MICHELE: Ma addò vulite che li piglio 30 poltrone?
FELICE: Io questo non lo debbo sapere, li lieve da dinto all’ati cammere, le compri, ched’è, poltrone non se ne vennene a Puortece?
MICHELE: Sicure che se ne vennene... Ma...
FELICE: Ma che... è inutile che guarde a D. Alberto, tu hai da guardà a me, io sono il patrone in questa casa. D. Alberto fà chello che dico io. Te ricuorde lo fatto de lo rangio? Embè, mò lo rangio songh’io, e buje site li mosche, capite.
ACHILLE: Ma vedete, professò, invece delle poltrone, potrebbero essere sedie, è lo stesso, si trovano più facilmente e non si spendono danani.
MICHELE: Chello che aggio ditto pur io.
FELICE: Va bene, sieno sedie... ma belle... di lusso... ma priesto, cattera, che è tardi.
MICHELE: Eccome ccà. (Na vota de chesta te siente nu punio cca ncoppe!) (Indica la fronte e via.)

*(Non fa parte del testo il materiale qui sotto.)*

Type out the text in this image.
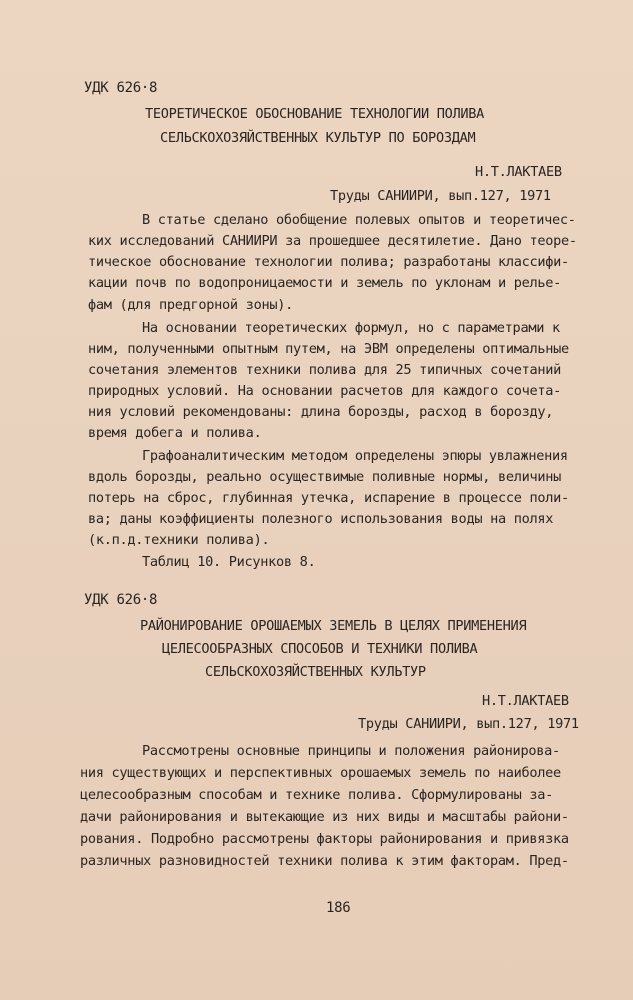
УДК 626·8
ТЕОРЕТИЧЕСКОЕ ОБОСНОВАНИЕ ТЕХНОЛОГИИ ПОЛИВА
СЕЛЬСКОХОЗЯЙСТВЕННЫХ КУЛЬТУР ПО БОРОЗДАМ
Н.Т.ЛАКТАЕВ
Труды САНИИРИ, вып.127, 1971
В статье сделано обобщение полевых опытов и теоретичес-
ких исследований САНИИРИ за прошедшее десятилетие. Дано теоре-
тическое обоснование технологии полива; разработаны классифи-
кации почв по водопроницаемости и земель по уклонам и релье-
фам (для предгорной зоны).
На основании теоретических формул, но с параметрами к
ним, полученными опытным путем, на ЭВМ определены оптимальные
сочетания элементов техники полива для 25 типичных сочетаний
природных условий. На основании расчетов для каждого сочета-
ния условий рекомендованы: длина борозды, расход в борозду,
время добега и полива.
Графоаналитическим методом определены эпюры увлажнения
вдоль борозды, реально осуществимые поливные нормы, величины
потерь на сброс, глубинная утечка, испарение в процессе поли-
ва; даны коэффициенты полезного использования воды на полях
(к.п.д.техники полива).
Таблиц 10. Рисунков 8.
УДК 626·8
РАЙОНИРОВАНИЕ ОРОШАЕМЫХ ЗЕМЕЛЬ В ЦЕЛЯХ ПРИМЕНЕНИЯ
ЦЕЛЕСООБРАЗНЫХ СПОСОБОВ И ТЕХНИКИ ПОЛИВА
СЕЛЬСКОХОЗЯЙСТВЕННЫХ КУЛЬТУР
Н.Т.ЛАКТАЕВ
Труды САНИИРИ, вып.127, 1971
Рассмотрены основные принципы и положения районирова-
ния существующих и перспективных орошаемых земель по наиболее
целесообразным способам и технике полива. Сформулированы за-
дачи районирования и вытекающие из них виды и масштабы райони-
рования. Подробно рассмотрены факторы районирования и привязка
различных разновидностей техники полива к этим факторам. Пред-
186
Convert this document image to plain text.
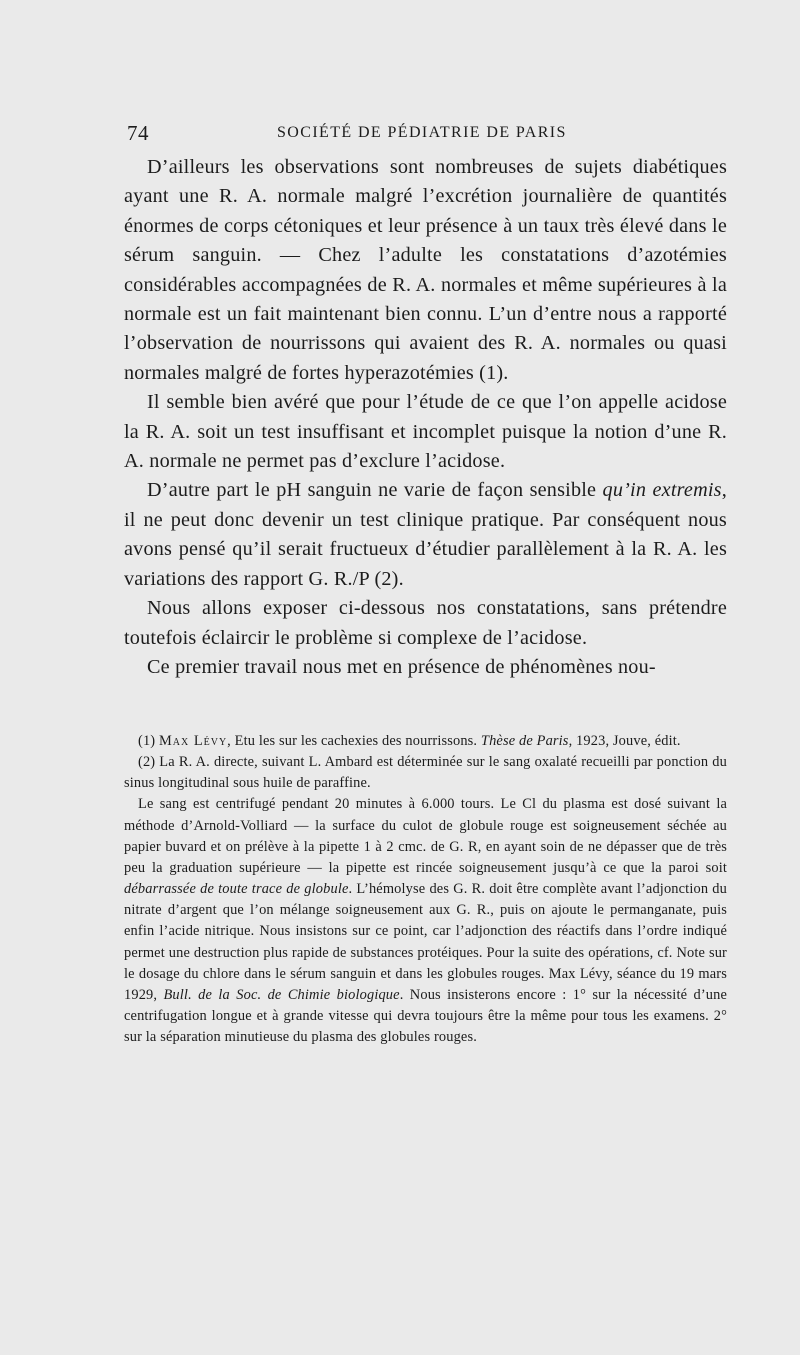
74	SOCIÉTÉ DE PÉDIATRIE DE PARIS

D’ailleurs les observations sont nombreuses de sujets diabétiques ayant une R. A. normale malgré l’excrétion journalière de quantités énormes de corps cétoniques et leur présence à un taux très élevé dans le sérum sanguin. — Chez l’adulte les constatations d’azotémies considérables accompagnées de R. A. normales et même supérieures à la normale est un fait maintenant bien connu. L’un d’entre nous a rapporté l’observation de nourrissons qui avaient des R. A. normales ou quasi normales malgré de fortes hyperazotémies (1).

Il semble bien avéré que pour l’étude de ce que l’on appelle acidose la R. A. soit un test insuffisant et incomplet puisque la notion d’une R. A. normale ne permet pas d’exclure l’acidose.

D’autre part le pH sanguin ne varie de façon sensible qu’in extremis, il ne peut donc devenir un test clinique pratique. Par conséquent nous avons pensé qu’il serait fructueux d’étudier parallèlement à la R. A. les variations des rapport G. R./P (2).

Nous allons exposer ci-dessous nos constatations, sans prétendre toutefois éclaircir le problème si complexe de l’acidose.

Ce premier travail nous met en présence de phénomènes nou-

(1) Max Lévy, Etu les sur les cachexies des nourrissons. Thèse de Paris, 1923, Jouve, édit.

(2) La R. A. directe, suivant L. Ambard est déterminée sur le sang oxalaté recueilli par ponction du sinus longitudinal sous huile de paraffine.

Le sang est centrifugé pendant 20 minutes à 6.000 tours. Le Cl du plasma est dosé suivant la méthode d’Arnold-Volliard — la surface du culot de globule rouge est soigneusement séchée au papier buvard et on prélève à la pipette 1 à 2 cmc. de G. R, en ayant soin de ne dépasser que de très peu la graduation supérieure — la pipette est rincée soigneusement jusqu’à ce que la paroi soit débarrassée de toute trace de globule. L’hémolyse des G. R. doit être complète avant l’adjonction du nitrate d’argent que l’on mélange soigneusement aux G. R., puis on ajoute le permanganate, puis enfin l’acide nitrique. Nous insistons sur ce point, car l’adjonction des réactifs dans l’ordre indiqué permet une destruction plus rapide de substances protéiques. Pour la suite des opérations, cf. Note sur le dosage du chlore dans le sérum sanguin et dans les globules rouges. Max Lévy, séance du 19 mars 1929, Bull. de la Soc. de Chimie biologique. Nous insisterons encore : 1° sur la nécessité d’une centrifugation longue et à grande vitesse qui devra toujours être la même pour tous les examens. 2° sur la séparation minutieuse du plasma des globules rouges.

FELICE: Io sta gente d’Aversa non li voleva piglià, voleva prendere servitori forestieri, toscani, che sanno il loro dovere, non me volettene sentì... Approposito, lo maestro de pianoforte addo sta?... Sta ancora fore a la sala... (Alla porta di fondo.) Maestro, favorite.

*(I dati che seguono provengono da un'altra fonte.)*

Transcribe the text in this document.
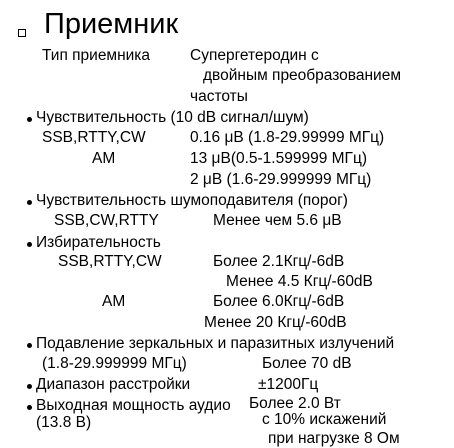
Приемник
Тип приемника	Супергетеродин с
двойным преобразованием
частоты
Чувствительность (10 dB сигнал/шум)
SSB,RTTY,CW	0.16 μB (1.8-29.99999 МГц)
AM	13 μB(0.5-1.599999 МГц)
2 μB (1.6-29.999999 МГц)
Чувствительность шумоподавителя (порог)
SSB,CW,RTTY	Менее чем 5.6 μB
Избирательность
SSB,RTTY,CW	Более 2.1Кгц/-6dB
Менее 4.5 Кгц/-60dB
AM	Более 6.0Кгц/-6dB
Менее 20 Кгц/-60dB
Подавление зеркальных и паразитных излучений
(1.8-29.999999 МГц)	Более 70 dB
Диапазон расстройки	±1200Гц
Выходная мощность аудио Более 2.0 Вт
(13.8 В)	с 10% искажений
при нагрузке 8 Ом
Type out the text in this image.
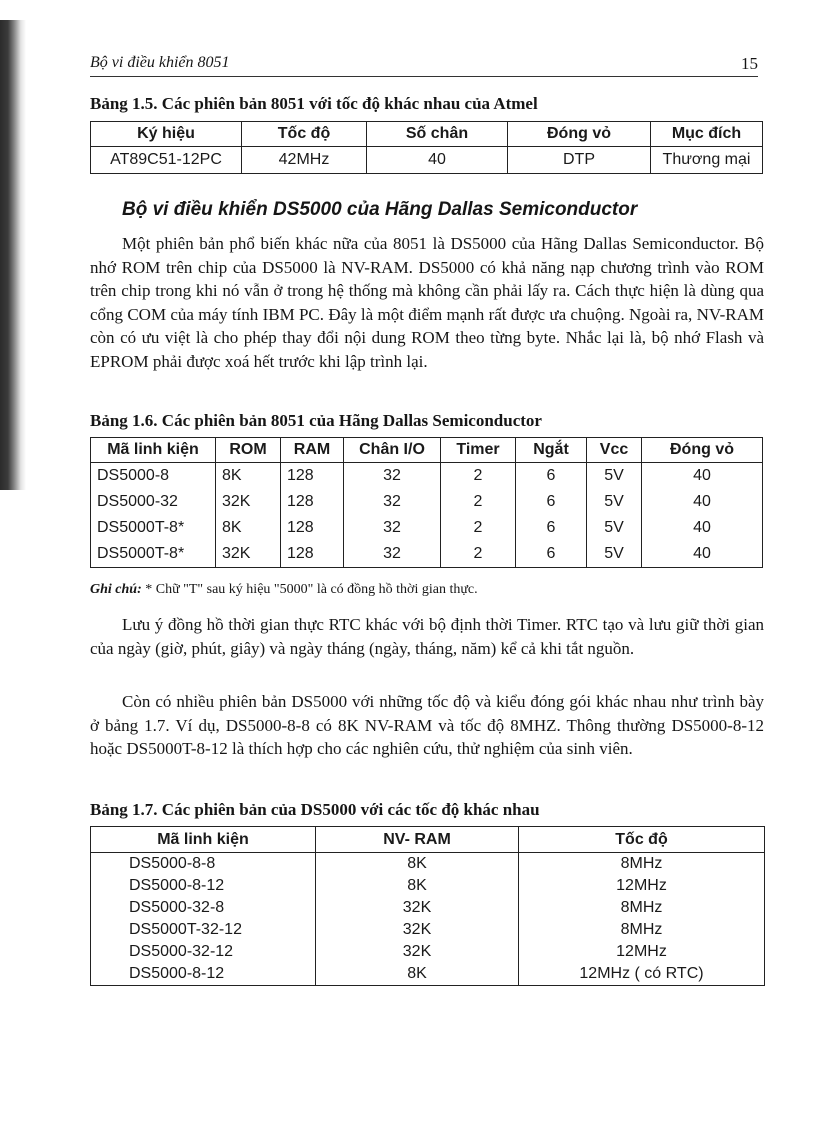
Bộ vi điều khiển 8051	15
Bảng 1.5. Các phiên bản 8051 với tốc độ khác nhau của Atmel
Ký hiệu	Tốc độ	Số chân	Đóng vỏ	Mục đích
AT89C51-12PC	42MHz	40	DTP	Thương mại
Bộ vi điều khiển DS5000 của Hãng Dallas Semiconductor

Một phiên bản phổ biến khác nữa của 8051 là DS5000 của Hãng Dallas Semiconductor. Bộ nhớ ROM trên chip của DS5000 là NV-RAM. DS5000 có khả năng nạp chương trình vào ROM trên chip trong khi nó vẫn ở trong hệ thống mà không cần phải lấy ra. Cách thực hiện là dùng qua cổng COM của máy tính IBM PC. Đây là một điểm mạnh rất được ưa chuộng. Ngoài ra, NV-RAM còn có ưu việt là cho phép thay đổi nội dung ROM theo từng byte. Nhắc lại là, bộ nhớ Flash và EPROM phải được xoá hết trước khi lập trình lại.

Bảng 1.6. Các phiên bản 8051 của Hãng Dallas Semiconductor
Mã linh kiện	ROM	RAM	Chân I/O	Timer	Ngắt	Vcc	Đóng vỏ
DS5000-8	8K	128	32	2	6	5V	40
DS5000-32	32K	128	32	2	6	5V	40
DS5000T-8*	8K	128	32	2	6	5V	40
DS5000T-8*	32K	128	32	2	6	5V	40
Ghi chú: * Chữ "T" sau ký hiệu "5000" là có đồng hồ thời gian thực.

Lưu ý đồng hồ thời gian thực RTC khác với bộ định thời Timer. RTC tạo và lưu giữ thời gian của ngày (giờ, phút, giây) và ngày tháng (ngày, tháng, năm) kể cả khi tắt nguồn.

Còn có nhiều phiên bản DS5000 với những tốc độ và kiểu đóng gói khác nhau như trình bày ở bảng 1.7. Ví dụ, DS5000-8-8 có 8K NV-RAM và tốc độ 8MHZ. Thông thường DS5000-8-12 hoặc DS5000T-8-12 là thích hợp cho các nghiên cứu, thử nghiệm của sinh viên.

Bảng 1.7. Các phiên bản của DS5000 với các tốc độ khác nhau
Mã linh kiện	NV- RAM	Tốc độ
DS5000-8-8	8K	8MHz
DS5000-8-12	8K	12MHz
DS5000-32-8	32K	8MHz
DS5000T-32-12	32K	8MHz
DS5000-32-12	32K	12MHz
DS5000-8-12	8K	12MHz ( có RTC)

MIMI (con carte di musica): Grazie, siccome stiveve alluccanno, me so’ fermato.
FELICE: Ve site mise paura, dicite la verità?
MIMI: No, paura no, aspettave, capite?
FELICE: Neh, vi presento il maestro Domenico Pagliuchella, professore di pianoforte.
ALBERTO: Fortunatissimo. (Strette di mano.)
FELICE: Giovine di gran talento, disgraziato poveretto, non tiene fortuna, non hanno saputo conoscere la sua abilità, e per vivere s’era dato al caffè chantà, accompagnava le canzonette. Io lo sentii per combinazione una sera qui a Portici, e vidi subito che era un grande ingegno.
FELICE: Ma niente, niente, che volete m’è simpatico, l’ho preso a proteggere. Oggi debutta perla prima volta come mio accompagnatore, un pezzo difficilissimo.
FELICE: D. Mimì senza cerimonie — volete na tazza di cafè e cioccobata, una granita con delle paste... non fate complimenti... aspettate, mò penzo io, mò ve faccio mettere nu poco in forza. (Suona il campanello.)